Adaptive Phage Therapeutics was awarded an additional $8 Million from the U.S. Department of Defense (DoD) for the continued development of phage therapies for the treatment of infectious diseases. The new funding brings the total DoD contract awarded to APT to $31.2 million.
Necrotizing enterocolitis is a currently unpreventable life-threatening GI disorder of preterm infants. Fecal microbiota transplantation is promising, but risks transfer of pathogenic microbes. Anders Brunse (University of Copenhagen, Denmark) and colleagues published a new paper in The ISME Journal showing transplantation of fecal filtrate (which contains phages but not bacteria) safely protects against necrotizing enterocolitis in piglets.

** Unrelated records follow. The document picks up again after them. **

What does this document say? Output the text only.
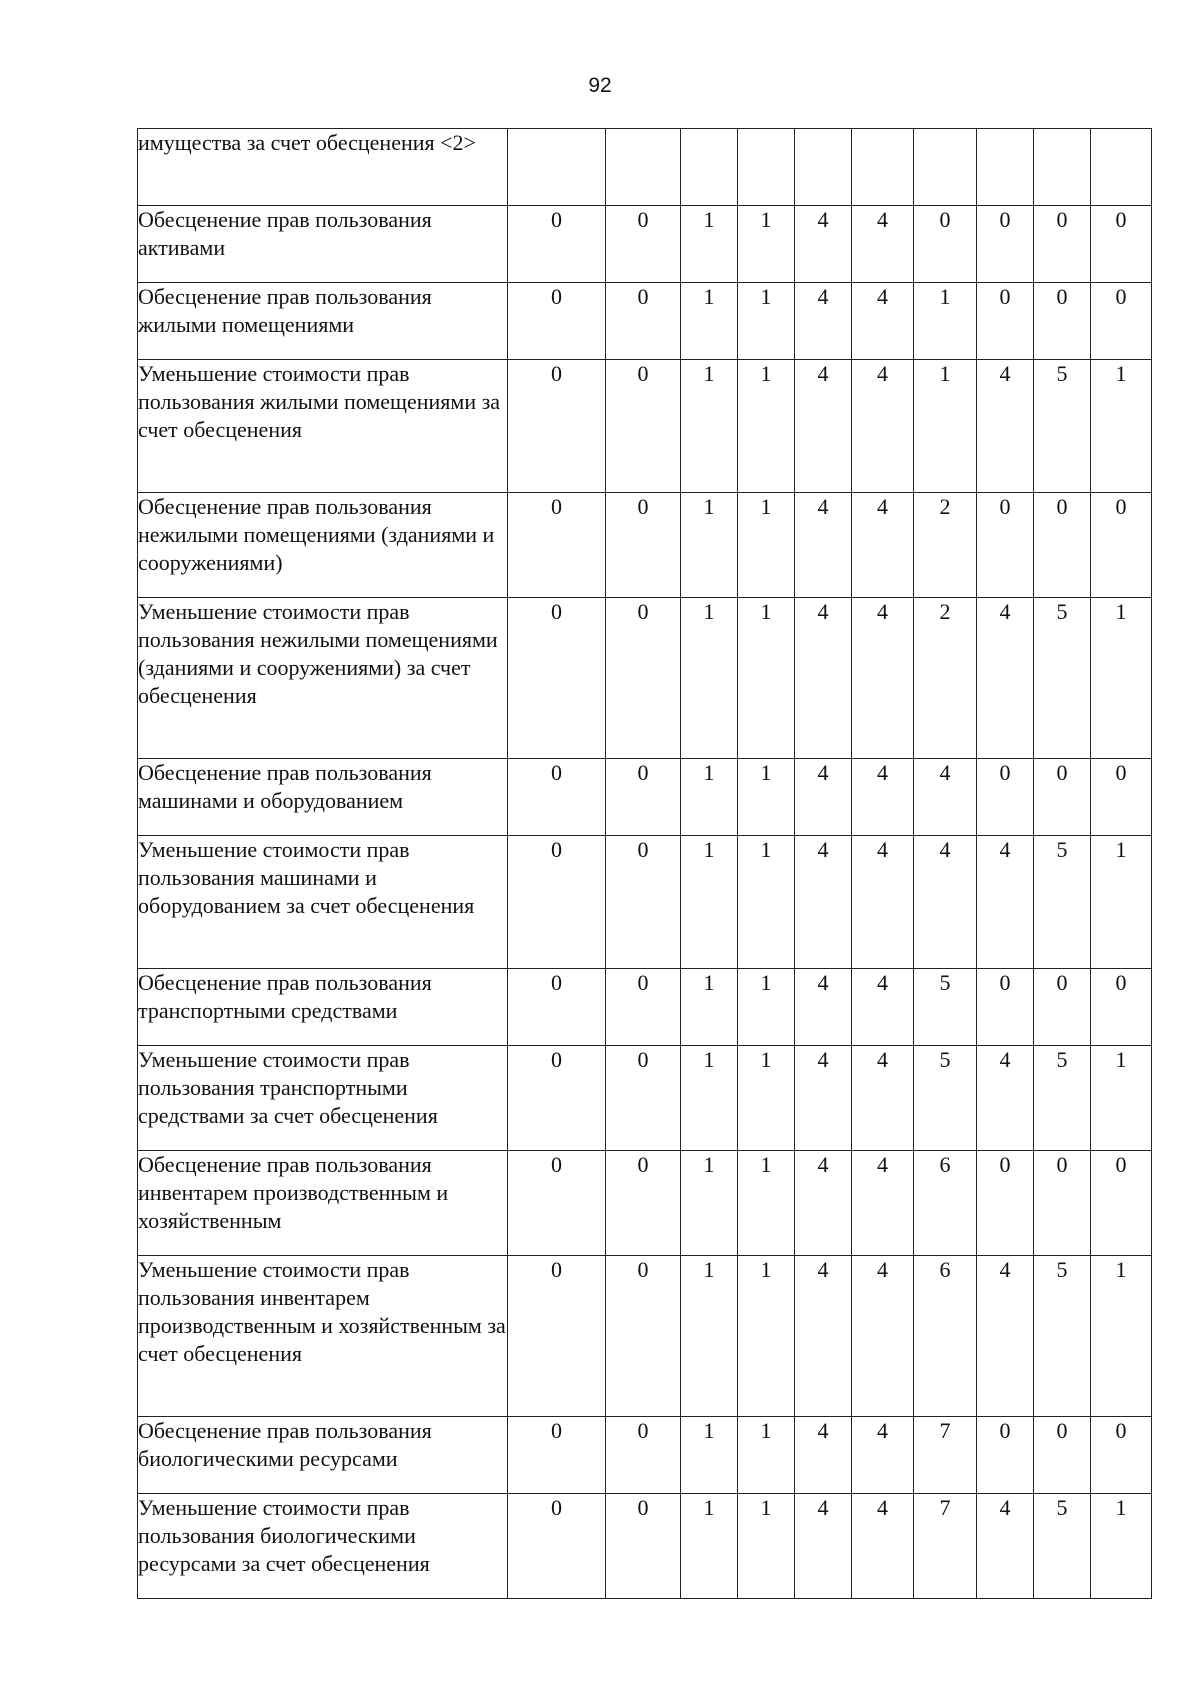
92
имущества за счет обесценения <2>										
Обесценение прав пользования активами	0	0	1	1	4	4	0	0	0	0
Обесценение прав пользования жилыми помещениями	0	0	1	1	4	4	1	0	0	0
Уменьшение стоимости прав пользования жилыми помещениями за счет обесценения	0	0	1	1	4	4	1	4	5	1
Обесценение прав пользования нежилыми помещениями (зданиями и сооружениями)	0	0	1	1	4	4	2	0	0	0
Уменьшение стоимости прав пользования нежилыми помещениями (зданиями и сооружениями) за счет обесценения	0	0	1	1	4	4	2	4	5	1
Обесценение прав пользования машинами и оборудованием	0	0	1	1	4	4	4	0	0	0
Уменьшение стоимости прав пользования машинами и оборудованием за счет обесценения	0	0	1	1	4	4	4	4	5	1
Обесценение прав пользования транспортными средствами	0	0	1	1	4	4	5	0	0	0
Уменьшение стоимости прав пользования транспортными средствами за счет обесценения	0	0	1	1	4	4	5	4	5	1
Обесценение прав пользования инвентарем производственным и хозяйственным	0	0	1	1	4	4	6	0	0	0
Уменьшение стоимости прав пользования инвентарем производственным и хозяйственным за счет обесценения	0	0	1	1	4	4	6	4	5	1
Обесценение прав пользования биологическими ресурсами	0	0	1	1	4	4	7	0	0	0
Уменьшение стоимости прав пользования биологическими ресурсами за счет обесценения	0	0	1	1	4	4	7	4	5	1
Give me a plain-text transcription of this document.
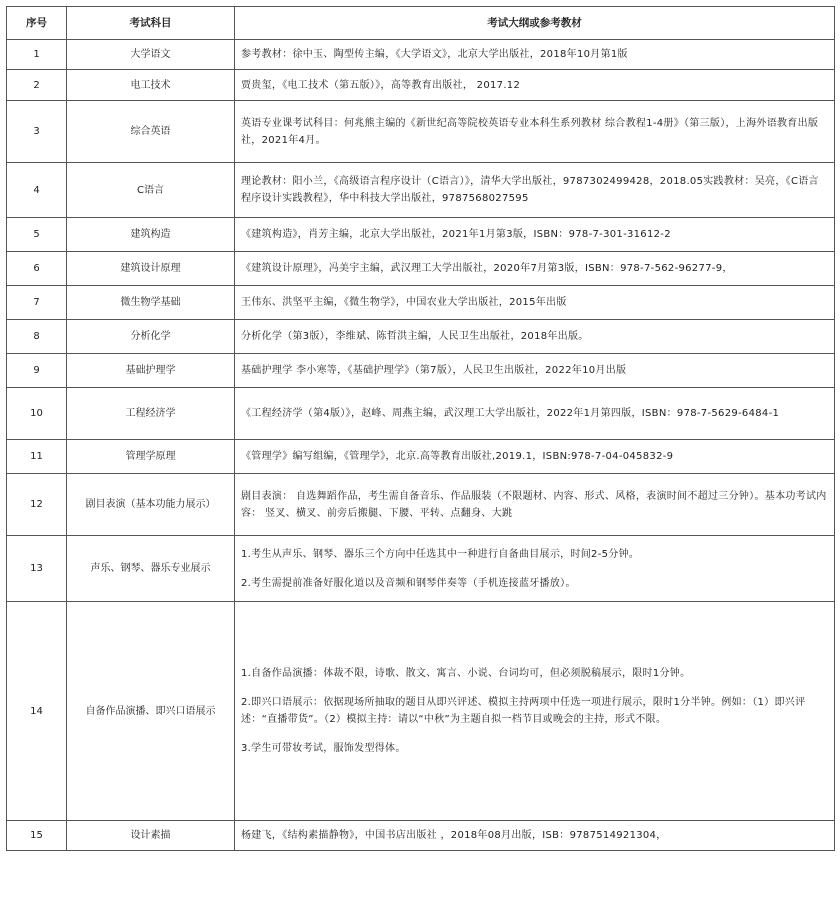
序号	考试科目	考试大纲或参考教材
1	大学语文	参考教材：徐中玉、陶型传主编，《大学语文》，北京大学出版社，2018年10月第1版

2	电工技术	贾贵玺，《电工技术（第五版）》，高等教育出版社， 2017.12

3	综合英语	英语专业课考试科目：何兆熊主编的《新世纪高等院校英语专业本科生系列教材 综合教程1-4册》（第三版），上海外语教育出版社，2021年4月。

4	C语言	理论教材：阳小兰，《高级语言程序设计（C语言）》，清华大学出版社，9787302499428，2018.05实践教材：吴亮，《C语言程序设计实践教程》，华中科技大学出版社，9787568027595

5	建筑构造	《建筑构造》，肖芳主编，北京大学出版社，2021年1月第3版，ISBN：978-7-301-31612-2

6	建筑设计原理	《建筑设计原理》，冯美宇主编，武汉理工大学出版社，2020年7月第3版，ISBN：978-7-562-96277-9，

7	微生物学基础	王伟东、洪坚平主编，《微生物学》，中国农业大学出版社，2015年出版

8	分析化学	分析化学（第3版），李维斌、陈哲洪主编，人民卫生出版社，2018年出版。

9	基础护理学	基础护理学 李小寒等，《基础护理学》（第7版），人民卫生出版社，2022年10月出版

10	工程经济学	《工程经济学（第4版）》，赵峰、周燕主编，武汉理工大学出版社，2022年1月第四版，ISBN：978-7-5629-6484-1

11	管理学原理	《管理学》编写组编，《管理学》，北京.高等教育出版社,2019.1，ISBN:978-7-04-045832-9

12	剧目表演（基本功能力展示）	剧目表演： 自选舞蹈作品，考生需自备音乐、作品服装（不限题材、内容、形式、风格，表演时间不超过三分钟）。基本功考试内容： 竖叉、横叉、前旁后搬腿、下腰、平转、点翻身、大跳

13	声乐、钢琴、器乐专业展示	1.考生从声乐、钢琴、器乐三个方向中任选其中一种进行自备曲目展示，时间2-5分钟。

2.考生需提前准备好服化道以及音频和钢琴伴奏等（手机连接蓝牙播放）。

14	自备作品演播、即兴口语展示	1.自备作品演播：体裁不限，诗歌、散文、寓言、小说、台词均可，但必须脱稿展示，限时1分钟。

2.即兴口语展示：依据现场所抽取的题目从即兴评述、模拟主持两项中任选一项进行展示，限时1分半钟。例如：（1）即兴评述：“直播带货”。（2）模拟主持：请以“中秋”为主题自拟一档节目或晚会的主持，形式不限。

3.学生可带妆考试，服饰发型得体。

15	设计素描	杨建飞，《结构素描静物》，中国书店出版社 ，2018年08月出版，ISB：9787514921304，
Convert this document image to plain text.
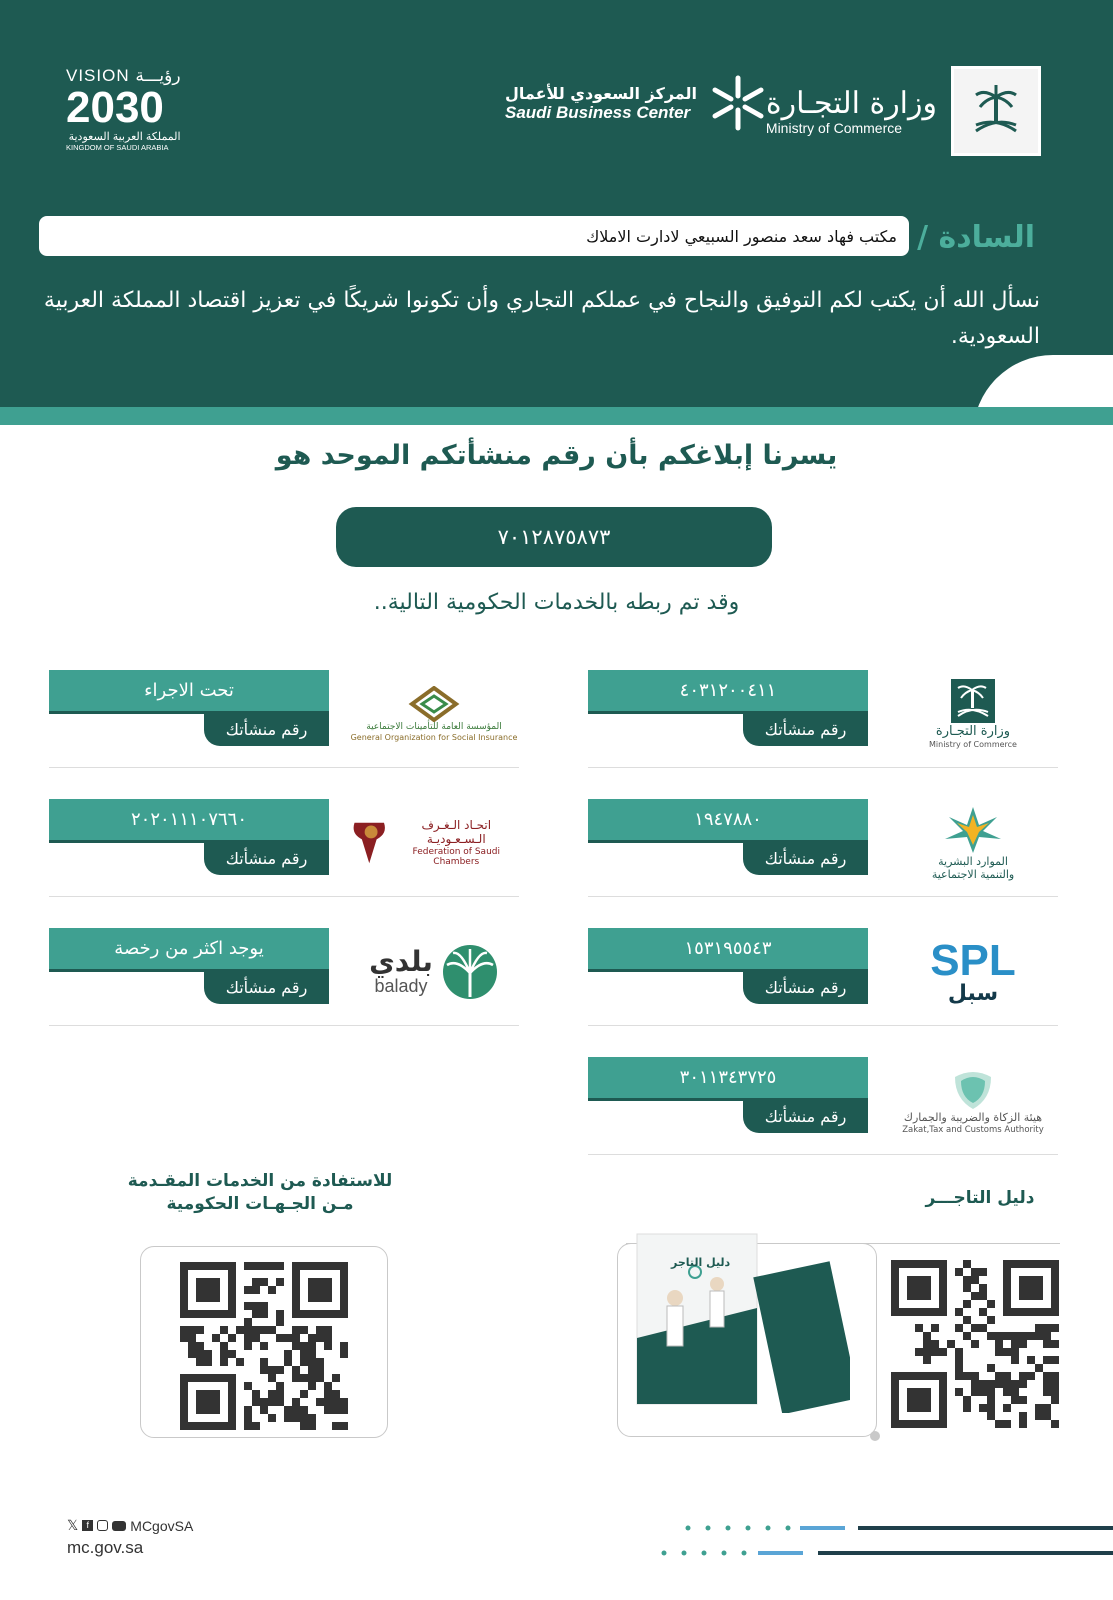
وزارة التجـارة
Ministry of Commerce
المركز السعودي للأعمال
Saudi Business Center
VISION رؤيـــة
2030
المملكة العربية السعودية
KINGDOM OF SAUDI ARABIA
السادة /
مكتب فهاد سعد منصور السبيعي لادارت الاملاك
نسأل الله أن يكتب لكم التوفيق والنجاح في عملكم التجاري وأن تكونوا شريكًا في تعزيز اقتصاد المملكة العربية السعودية.
يسرنا إبلاغكم بأن رقم منشأتكم الموحد هو
٧٠١٢٨٧٥٨٧٣
وقد تم ربطه بالخدمات الحكومية التالية..
٤٠٣١٢٠٠٤١١
رقم منشأتك	وزارة التجـارة
Ministry of Commerce
١٩٤٧٨٨٠
رقم منشأتك	الموارد البشرية والتنمية الاجتماعية
١٥٣١٩٥٥٤٣
رقم منشأتك
SPL
سبل
٣٠١١٣٤٣٧٢٥
رقم منشأتك	هيئة الزكاة والضريبة والجمارك
Zakat,Tax and Customs Authority
تحت الاجراء
رقم منشأتك	المؤسسة العامة للتأمينات الاجتماعية
General Organization for Social Insurance
٢٠٢٠١١١٠٧٦٦٠
رقم منشأتك
اتحـاد الـغـرف الـسـعـوديـة
Federation of Saudi Chambers
يوجد اكثر من رخصة
رقم منشأتك
بلدي
balady
دليل التاجـــر
للاستفادة من الخدمات المقـدمة
مـن الجـهـات الحكومية
دليل التاجر
𝕏 f	MCgovSA
mc.gov.sa
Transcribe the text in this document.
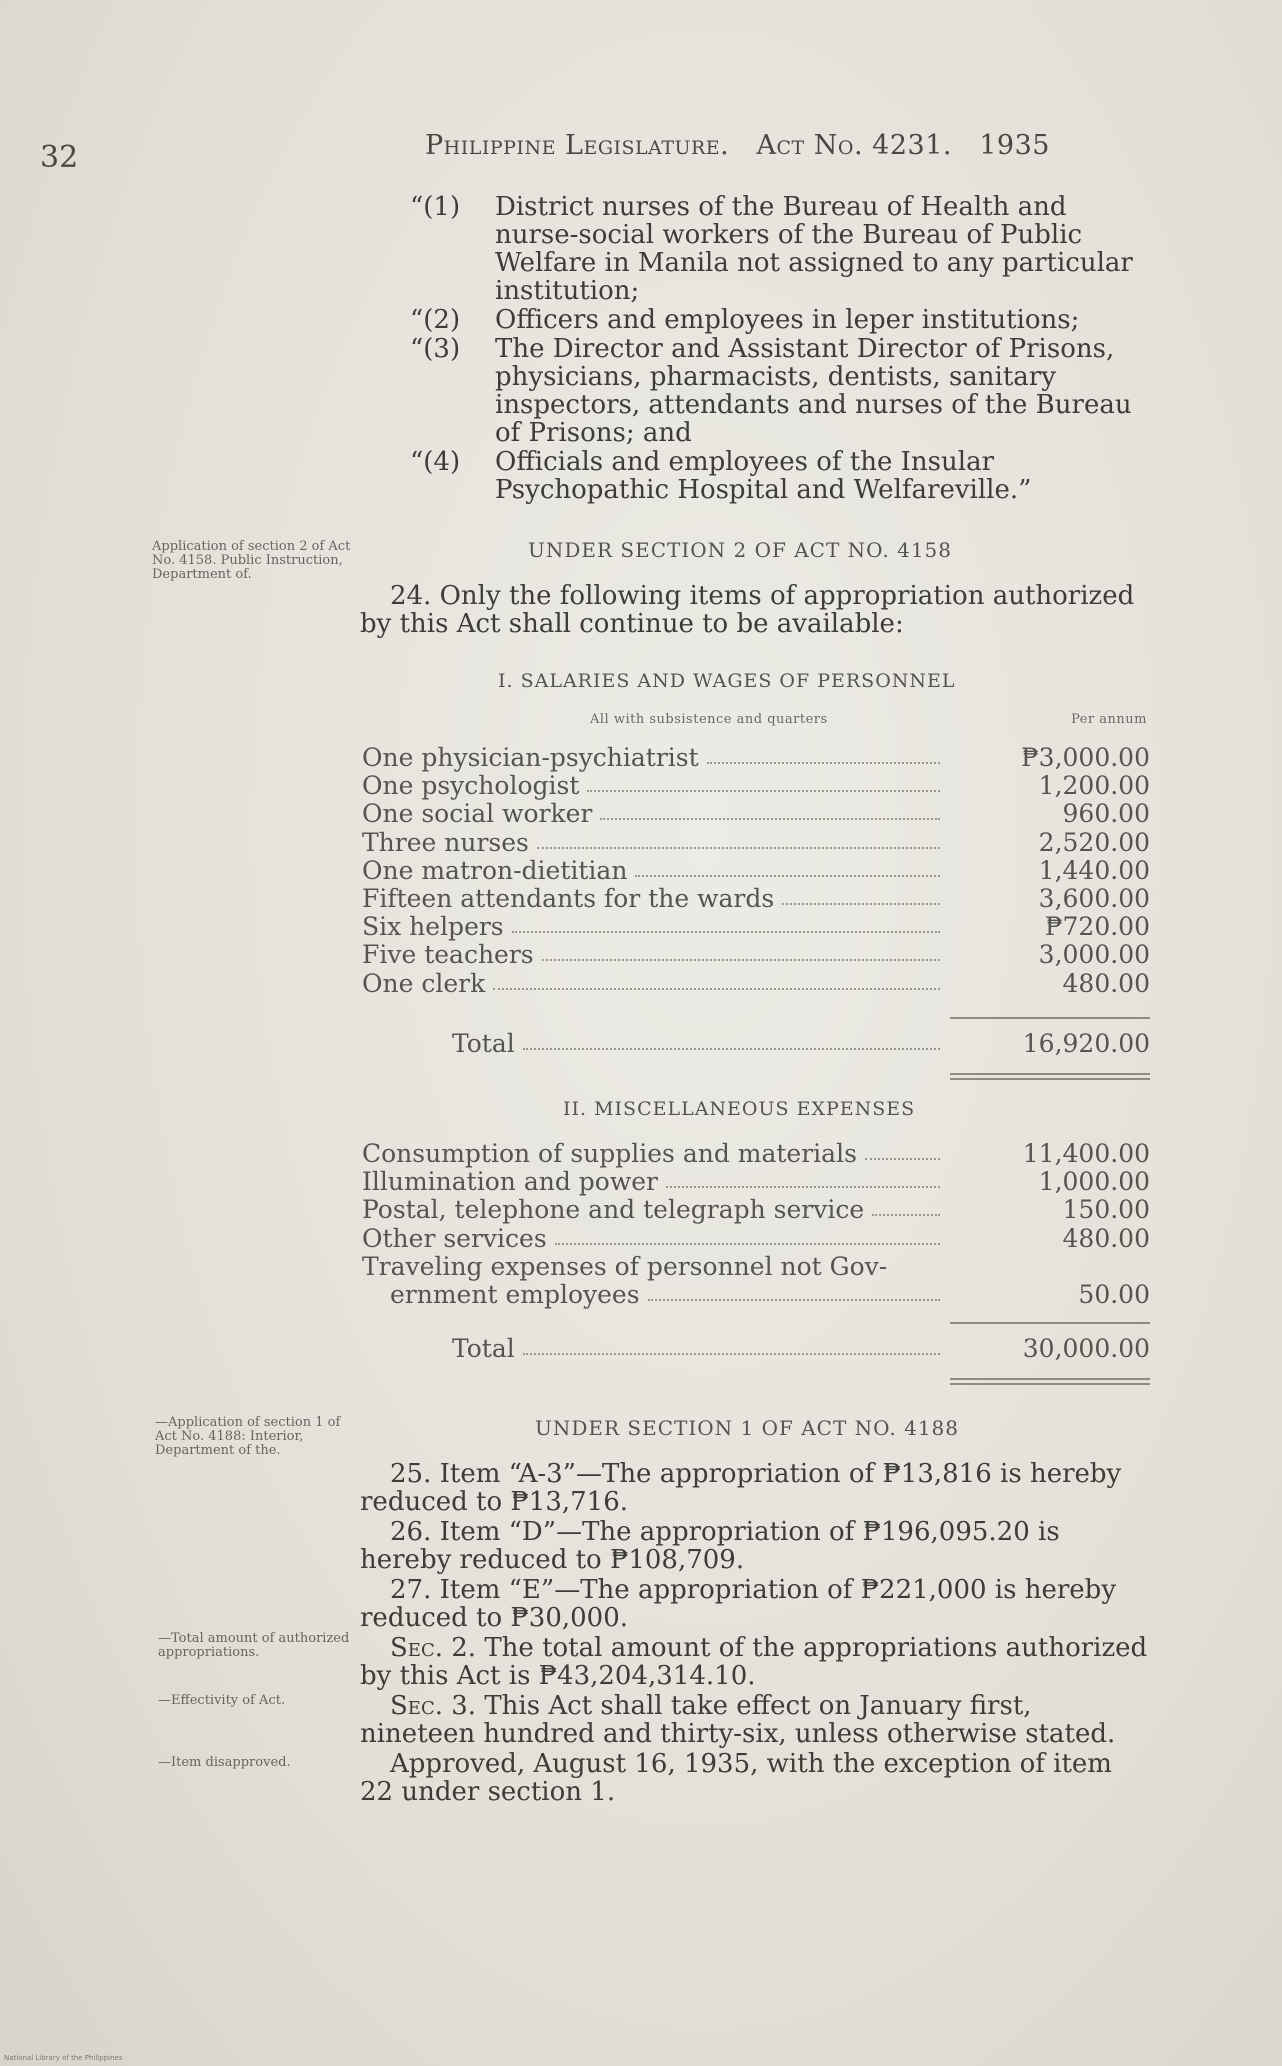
32	Philippine Legislature. Act No. 4231. 1935
“(1) District nurses of the Bureau of Health and nurse-social workers of the Bureau of Public Welfare in Manila not assigned to any particular institution;
“(2) Officers and employees in leper institutions;
“(3) The Director and Assistant Director of Prisons, physicians, pharmacists, dentists, sanitary inspectors, attendants and nurses of the Bureau of Prisons; and
“(4) Officials and employees of the Insular Psychopathic Hospital and Welfareville.”
UNDER SECTION 2 OF ACT NO. 4158
Application of section 2 of Act No. 4158. Public Instruction, Department of.
24. Only the following items of appropriation authorized by this Act shall continue to be available:
I. SALARIES AND WAGES OF PERSONNEL
All with subsistence and quarters	Per annum
One physician-psychiatrist	₱3,000.00
One psychologist	1,200.00
One social worker	960.00
Three nurses	2,520.00
One matron-dietitian	1,440.00
Fifteen attendants for the wards	3,600.00
Six helpers	₱720.00
Five teachers	3,000.00
One clerk	480.00
Total	16,920.00
II. MISCELLANEOUS EXPENSES
Consumption of supplies and materials	11,400.00
Illumination and power	1,000.00
Postal, telephone and telegraph service	150.00
Other services	480.00
Traveling expenses of personnel not Gov-
ernment employees	50.00
Total	30,000.00
UNDER SECTION 1 OF ACT NO. 4188
—Application of section 1 of Act No. 4188: Interior, Department of the.
25. Item “A-3”—The appropriation of ₱13,816 is hereby reduced to ₱13,716.
26. Item “D”—The appropriation of ₱196,095.20 is hereby reduced to ₱108,709.
27. Item “E”—The appropriation of ₱221,000 is hereby reduced to ₱30,000.
—Total amount of authorized appropriations.	Sec. 2. The total amount of the appropriations authorized by this Act is ₱43,204,314.10.
—Effectivity of Act.	Sec. 3. This Act shall take effect on January first, nineteen hundred and thirty-six, unless otherwise stated.
—Item disapproved.	Approved, August 16, 1935, with the exception of item 22 under section 1.
National Library of the Philippines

Elyse Stachler (Eawag, Swiss Federal Institute of Aquatic Science and Technology) and colleagues published a new paper in Applied and Environmental Microbiology showing phage treatment before chemical disinfection can enhance removal of plastic surface-associated Pseudomonas aeruginosa.
Aisling Brady (University of Glasgow, UK) and colleagues published a new paper in Current Biology showing that the arbitrium system controls prophage induction. This mechanism was explored in Bacillus subtilis.
Shiraz Shah (Copenhagen University Hospital, Denmark) and colleagues published a new paper in bioRxiv showing hundreds of viral families in the healthy infant gut. These results were obtained from sequencing and analysing fecal viromes from a cohort of 647 infants at 1 year of age.